As she sat opposite him at the table laden with sketches and albums, she began to draw as she talked, her face bending over the paper, her unmanageable curls shading her shapely little head. She was no longer the beautiful crouching monster, with the frowning anxious face, lamenting her own destiny; but a woman, a true woman, who loves and seeks to charm. Paul forgot all his suspicions then, in presence of such sincerity and grace. He was on the point of speaking, of pleading with her. It was the decisive moment. But the door opened and the little servant appeared. Monsieur le Duc had sent to ask if Mademoiselle were still suffering from her sick headache.

"Just as much as ever," she said testily.

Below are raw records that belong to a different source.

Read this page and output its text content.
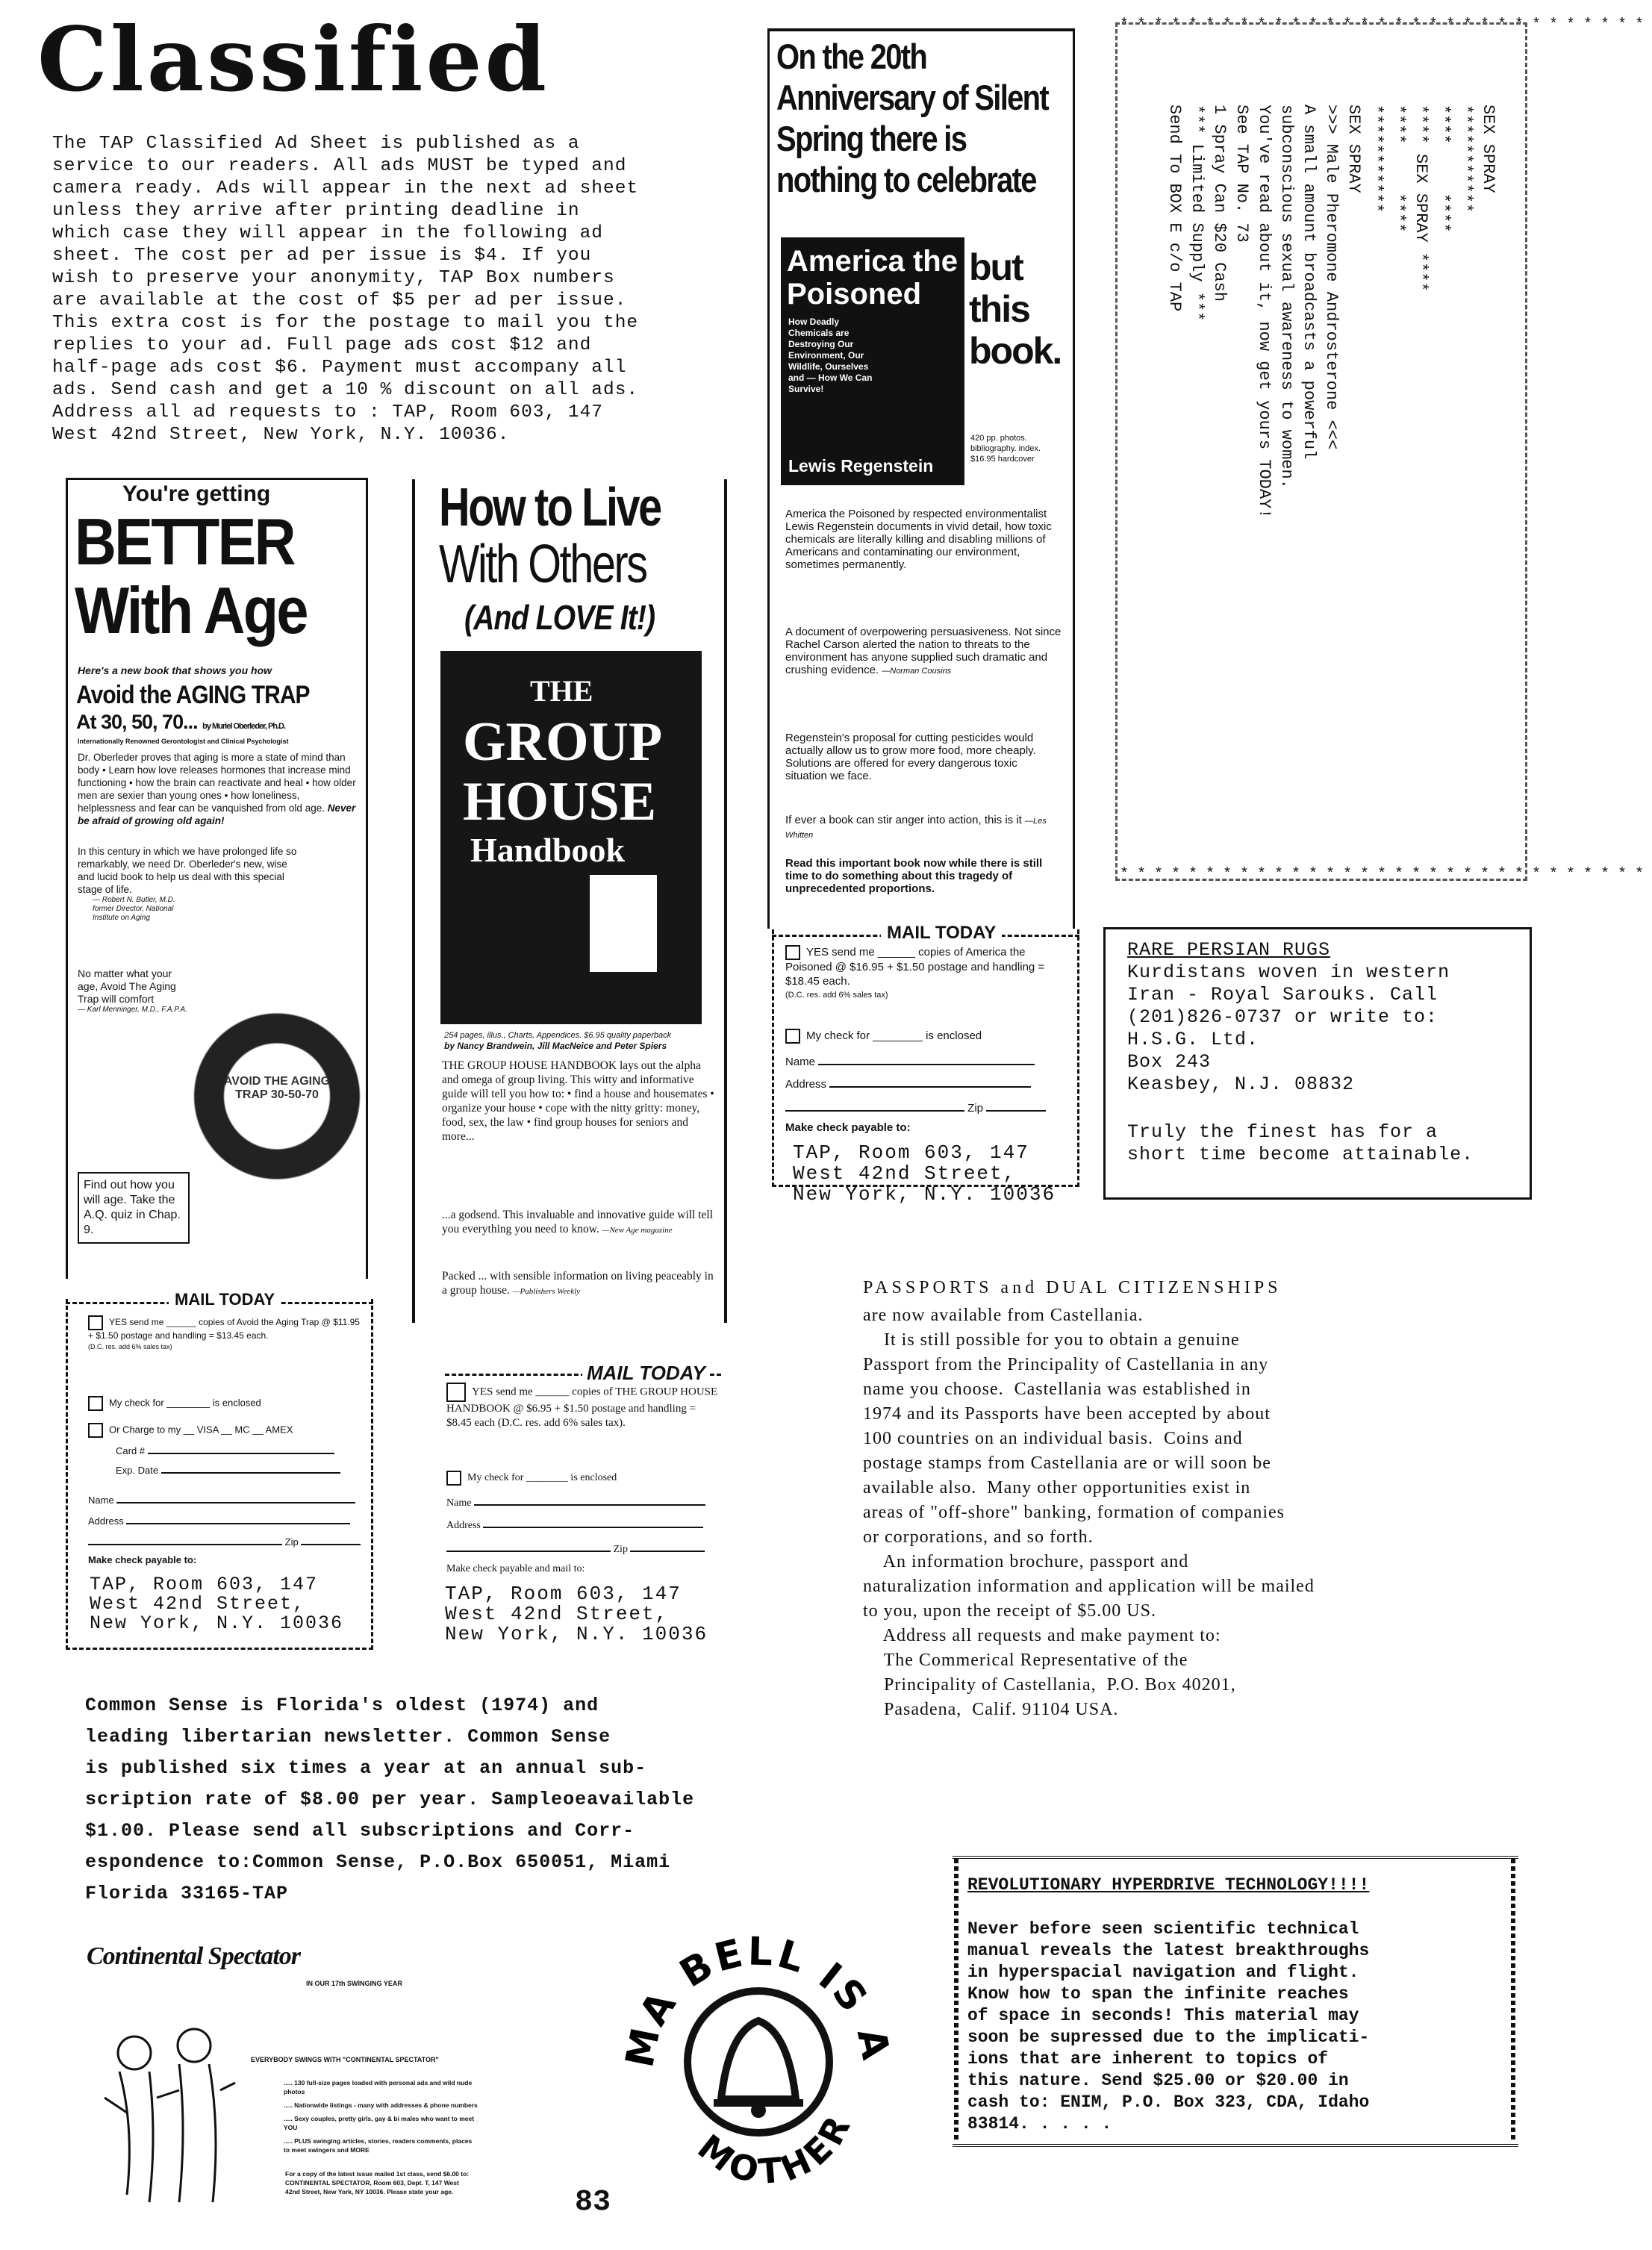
Classified
The TAP Classified Ad Sheet is published as a
service to our readers. All ads MUST be typed and
camera ready. Ads will appear in the next ad sheet
unless they arrive after printing deadline in
which case they will appear in the following ad
sheet. The cost per ad per issue is $4. If you
wish to preserve your anonymity, TAP Box numbers
are available at the cost of $5 per ad per issue.
This extra cost is for the postage to mail you the
replies to your ad. Full page ads cost $12 and
half-page ads cost $6. Payment must accompany all
ads. Send cash and get a 10 % discount on all ads.
Address all ad requests to : TAP, Room 603, 147
West 42nd Street, New York, N.Y. 10036.
On the 20th Anniversary of Silent Spring there is nothing to celebrate
America the Poisoned
How Deadly Chemicals are Destroying Our Environment, Our Wildlife, Ourselves and — How We Can Survive!
Lewis Regenstein
but this book.
420 pp. photos. bibliography. index. $16.95 hardcover
America the Poisoned by respected environmentalist Lewis Regenstein documents in vivid detail, how toxic chemicals are literally killing and disabling millions of Americans and contaminating our environment, sometimes permanently.
A document of overpowering persuasiveness. Not since Rachel Carson alerted the nation to threats to the environment has anyone supplied such dramatic and crushing evidence. —Norman Cousins
Regenstein's proposal for cutting pesticides would actually allow us to grow more food, more cheaply. Solutions are offered for every dangerous toxic situation we face.
If ever a book can stir anger into action, this is it —Les Whitten
Read this important book now while there is still time to do something about this tragedy of unprecedented proportions.
MAIL TODAY
YES send me ______ copies of America the Poisoned @ $16.95 + $1.50 postage and handling = $18.45 each.
(D.C. res. add 6% sales tax)
My check for ________ is enclosed
Name
Address
Zip
Make check payable to:
TAP, Room 603, 147
West 42nd Street,
New York, N.Y. 10036
*******************************
*******************************
SEX SPRAY
***********
****     ****
**** SEX SPRAY ****
****     ****
***********
SEX SPRAY
>>> Male Pheromone Androsterone <<<
A small amount broadcasts a powerful
subconscious sexual awareness to women.
You've read about it, now get yours TODAY!
See TAP No. 73
1 Spray Can $20 Cash
*** Limited Supply ***
Send To BOX E c/o TAP
You're getting
BETTER
With Age
Here's a new book that shows you how
Avoid the AGING TRAP
At 30, 50, 70... by Muriel Oberleder, Ph.D.
Internationally Renowned Gerontologist and Clinical Psychologist
Dr. Oberleder proves that aging is more a state of mind than body • Learn how love releases hormones that increase mind functioning • how the brain can reactivate and heal • how older men are sexier than young ones • how loneliness, helplessness and fear can be vanquished from old age. Never be afraid of growing old again!
In this century in which we have prolonged life so remarkably, we need Dr. Oberleder's new, wise and lucid book to help us deal with this special stage of life.
— Robert N. Butler, M.D. former Director, National Institute on Aging
No matter what your age, Avoid The Aging Trap will comfort
— Karl Menninger, M.D., F.A.P.A.
AVOID THE AGING TRAP 30-50-70
Find out how you will age. Take the A.Q. quiz in Chap. 9.
MAIL TODAY
YES send me ______ copies of Avoid the Aging Trap @ $11.95 + $1.50 postage and handling = $13.45 each.
(D.C. res. add 6% sales tax)
My check for ________ is enclosed
Or Charge to my __ VISA __ MC __ AMEX
Card #
Exp. Date
Name
Address
Zip
Make check payable to:
TAP, Room 603, 147
West 42nd Street,
New York, N.Y. 10036
How to Live
With Others
(And LOVE It!)
THE
GROUP
HOUSE
Handbook
254 pages, illus., Charts, Appendices. $6.95 quality paperback
by Nancy Brandwein, Jill MacNeice and Peter Spiers
THE GROUP HOUSE HANDBOOK lays out the alpha and omega of group living. This witty and informative guide will tell you how to: • find a house and housemates • organize your house • cope with the nitty gritty: money, food, sex, the law • find group houses for seniors and more...
...a godsend. This invaluable and innovative guide will tell you everything you need to know. —New Age magazine
Packed ... with sensible information on living peaceably in a group house. —Publishers Weekly
MAIL TODAY
YES send me ______ copies of THE GROUP HOUSE HANDBOOK @ $6.95 + $1.50 postage and handling = $8.45 each (D.C. res. add 6% sales tax).
My check for ________ is enclosed
Name
Address
Zip
Make check payable and mail to:
TAP, Room 603, 147
West 42nd Street,
New York, N.Y. 10036
RARE PERSIAN RUGS
Kurdistans woven in western
Iran - Royal Sarouks. Call
(201)826-0737 or write to:
H.S.G. Ltd.
Box 243
Keasbey, N.J. 08832
Truly the finest has for a
short time become attainable.
PASSPORTS and DUAL CITIZENSHIPS
are now available from Castellania.
It is still possible for you to obtain a genuine
Passport from the Principality of Castellania in any
name you choose.  Castellania was established in
1974 and its Passports have been accepted by about
100 countries on an individual basis.  Coins and
postage stamps from Castellania are or will soon be
available also.  Many other opportunities exist in
areas of "off-shore" banking, formation of companies
or corporations, and so forth.
An information brochure, passport and
naturalization information and application will be mailed
to you, upon the receipt of $5.00 US.
Address all requests and make payment to:
The Commerical Representative of the
Principality of Castellania,  P.O. Box 40201,
Pasadena,  Calif. 91104 USA.
Common Sense is Florida's oldest (1974) and
leading libertarian newsletter. Common Sense
is published six times a year at an annual sub-
scription rate of $8.00 per year. Sampleoeavailable
$1.00. Please send all subscriptions and Corr-
espondence to:Common Sense, P.O.Box 650051, Miami
Florida 33165-TAP
Continental Spectator
IN OUR 17th SWINGING YEAR
EVERYBODY SWINGS WITH "CONTINENTAL SPECTATOR"
..... 130 full-size pages loaded with personal ads and wild nude photos
..... Nationwide listings - many with addresses & phone numbers
..... Sexy couples, pretty girls, gay & bi males who want to meet YOU
..... PLUS swinging articles, stories, readers comments, places to meet swingers and MORE
For a copy of the latest issue mailed 1st class, send $6.00 to: CONTINENTAL SPECTATOR, Room 603, Dept. T, 147 West 42nd Street, New York, NY 10036. Please state your age.
A BELL IS
MOTHER
83
REVOLUTIONARY HYPERDRIVE TECHNOLOGY!!!!
Never before seen scientific technical
manual reveals the latest breakthroughs
in hyperspacial navigation and flight.
Know how to span the infinite reaches
of space in seconds! This material may
soon be supressed due to the implicati-
ions that are inherent to topics of
this nature. Send $25.00 or $20.00 in
cash to: ENIM, P.O. Box 323, CDA, Idaho
83814. . . . .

When the servant had gone, there was a moment's silence between them, a freezing pause. Paul had risen. She went on with her sketch, her head still bent.

He walked away a few steps, then returned to the table and asked gently, astonished to find that he was so calm:

"Was it the Duc de Mora who was to dine here?"

"Yes—I was bored—a day of spleen. Such days are very bad for me."

"Was the duchess to come?"

"The duchess? No. I don't know her."

"Well, if I were in your place, I would never receive in my house, at my table, a married man whose wife I did not meet in society. You complain of being abandoned; why do you abandon yourself? When one is without reproach, one must keep oneself above suspicion. Do I offend you?"